Mainer looks at him for a long moment before replying.
“Had a car like that once.” Knocks his pipe out against his fencepost and refills it. “Got rid of her.”
Saddle up? Yeesh!
2
In fifteen seconds, six members of DEVGRU had slipped down the ramp on their silent hybrid-electric all-wheel-drive motorcycles, jumped down the meter of distance aloft that Napier was holding twenty tons of helo, and sped into the night. The big rotors’ downwash drove at their backs as they accelerated down the trail, leaning hard into the throttles.
The helo would pull back to some safe location and was no longer his concern. They were Night Stalkers, so he knew they’d be there when it was time for their extraction. “Anytime, anywhere.” It wasn’t just a motto for them—it was a permanent mission plan.
Luke punched down the trail. He particularly enjoyed missions where he could integrate a motorcycle into the scenario, and these were particularly sweet machines. It took him back to his days racing dirt bikes along the Maine logging roads during long summers. Even though his team was all SEAL trained, no one could keep up with him as he jumped gullies and goosed it hard to climb narrow upward twists. Having all-wheel-drive made the SilentHawk b
ike exceptionally tenacious. The infrared headlamp lit the terrain brilliantly in his NVGs.

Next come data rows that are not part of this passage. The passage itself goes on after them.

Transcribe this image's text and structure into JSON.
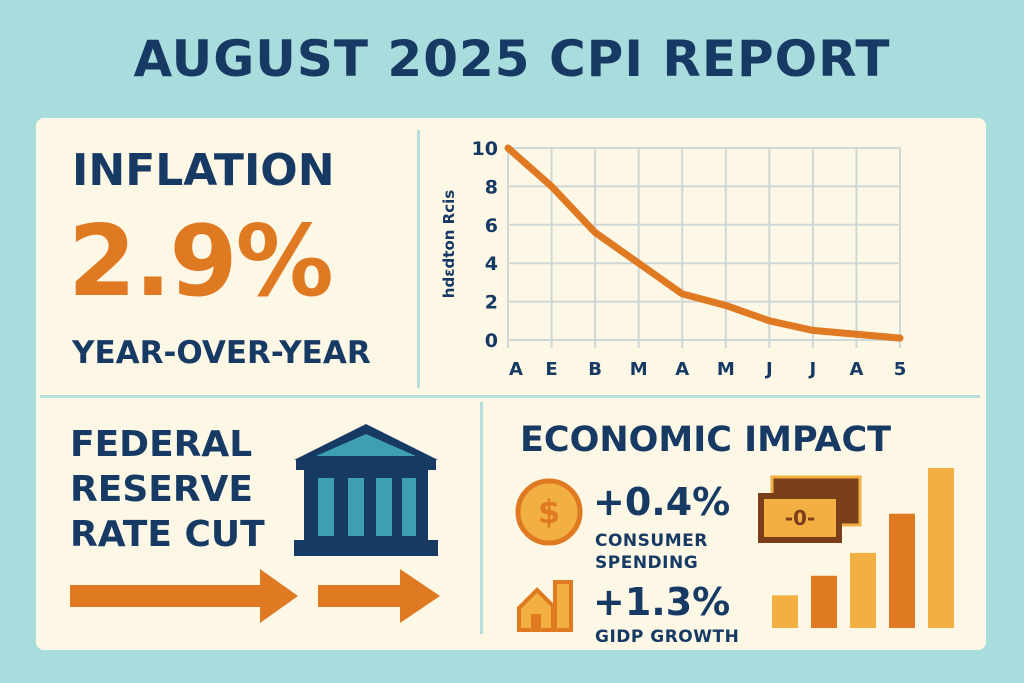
{
  "title": "AUGUST 2025 CPI REPORT",
  "inflation": {
    "label": "INFLATION",
    "value": "2.9%",
    "period": "YEAR-OVER-YEAR"
  },
  "fed": {
    "lines": [
      "FEDERAL",
      "RESERVE",
      "RATE CUT"
    ]
  },
  "impact": {
    "title": "ECONOMIC IMPACT",
    "consumer": {
      "value": "+0.4%",
      "label_lines": [
        "CONSUMER",
        "SPENDING"
      ]
    },
    "gdp": {
      "value": "+1.3%",
      "label": "GIDP GROWTH"
    },
    "bill_glyph": "-0-"
  },
  "colors": {
    "navy": "#163a64",
    "orange": "#e07a22",
    "yellow": "#f2b042",
    "bg": "#a9dcdc",
    "panel": "#fdf7e6"
  },
  "chart_data": {
    "type": "line",
    "ylabel": "hdɛdton Rcis",
    "categories": [
      "A",
      "E",
      "B",
      "M",
      "A",
      "M",
      "J",
      "J",
      "A",
      "5"
    ],
    "values": [
      10,
      8,
      5.6,
      4,
      2.4,
      1.8,
      1.0,
      0.5,
      0.3,
      0.1
    ],
    "yticks": [
      "0",
      "2",
      "4",
      "6",
      "8",
      "10"
    ],
    "ylim": [
      0,
      10
    ],
    "grid": true
  },
  "bar_chart": {
    "type": "bar",
    "values": [
      1,
      1.6,
      2.3,
      3.5,
      4.9
    ]
  }
}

And still the ground remained evenly cold—no stray heat signatures bigger than a rabbit.
The SilentHawk could run over level ground at eighty with no noise except the tires in the dirt, and the chain. You could converse at normal volume while running at full tilt, except for the wind noise. On the goat trail, he rarely dropped below forty until he reached the edge of the original landing zone.
He grinned to himself at beating the others by a full thirty seconds. Not something he’d ever show, but it felt good. Long way from aging out.

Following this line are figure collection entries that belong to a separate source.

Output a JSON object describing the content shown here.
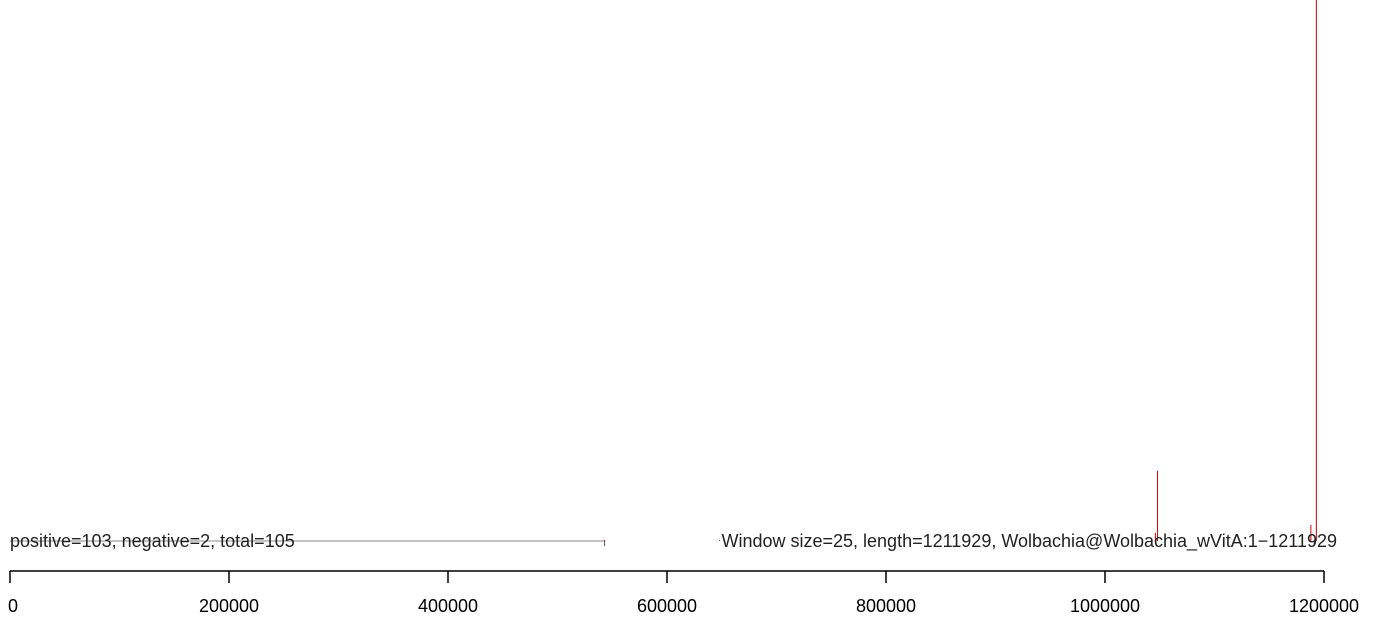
{
  "chart_data": {
    "type": "bar",
    "summary_left": "positive=103, negative=2, total=105",
    "summary_right": "Window size=25, length=1211929, Wolbachia@Wolbachia_wVitA:1−1211929",
    "x_ticks": [
      "0",
      "200000",
      "400000",
      "600000",
      "800000",
      "1000000",
      "1200000"
    ],
    "xlim": [
      0,
      1200000
    ],
    "baseline": 0,
    "positive_color": "#cc0000",
    "negative_color": "#555555",
    "baseline_color": "#888888",
    "positive_spikes": [
      {
        "x": 543000,
        "value": 0.2
      },
      {
        "x": 648000,
        "value": 0.15
      },
      {
        "x": 720000,
        "value": 0.15
      },
      {
        "x": 730000,
        "value": 0.15
      },
      {
        "x": 1046000,
        "value": 1.5
      },
      {
        "x": 1048000,
        "value": 13
      },
      {
        "x": 1188000,
        "value": 3
      },
      {
        "x": 1193000,
        "value": 100
      }
    ],
    "negative_spikes": [
      {
        "x": 543000,
        "value": -0.5
      },
      {
        "x": 1191000,
        "value": -0.5
      }
    ]
  }
}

Weird to think of that. He remembered older SEALs talking about it, but had never thought about it himself before. He had a decade in. By the end of the second decade, most SEALs’ bodies had been so hammered to shit by constant training and hard missions that they just couldn’t sustain it anymore. The thought marked some halfway point that he sure wouldn’t care crap about for long while.
Parking his bike, he moved fifty meters down the trail and surveyed the night. He knew these smells. Less iron in the dusty soil and a little more moisture than Afghanistan—which meant it didn’t catch in the back of his throat or hurt his nose as much. Growing up in the Maine woods, almost everywhere else he’d ever fought was drier—except for his time in Central America with Zoe DeMille. But the bit of moisture in the Pakistani air meant that it carried scents farther than a truly arid desert. No mules. No spent cordite. No hidden enforcer drinking too little water meaning that his piss would be sharper on the air.
The night animals were behaving normally. The heavy wingbeat of a lone owl passed by to the south and a mouse or gerbil skittered along twenty meters off to the northwest.
Nobody had disturbed them and few but a SEAL team operator could be here without doing so.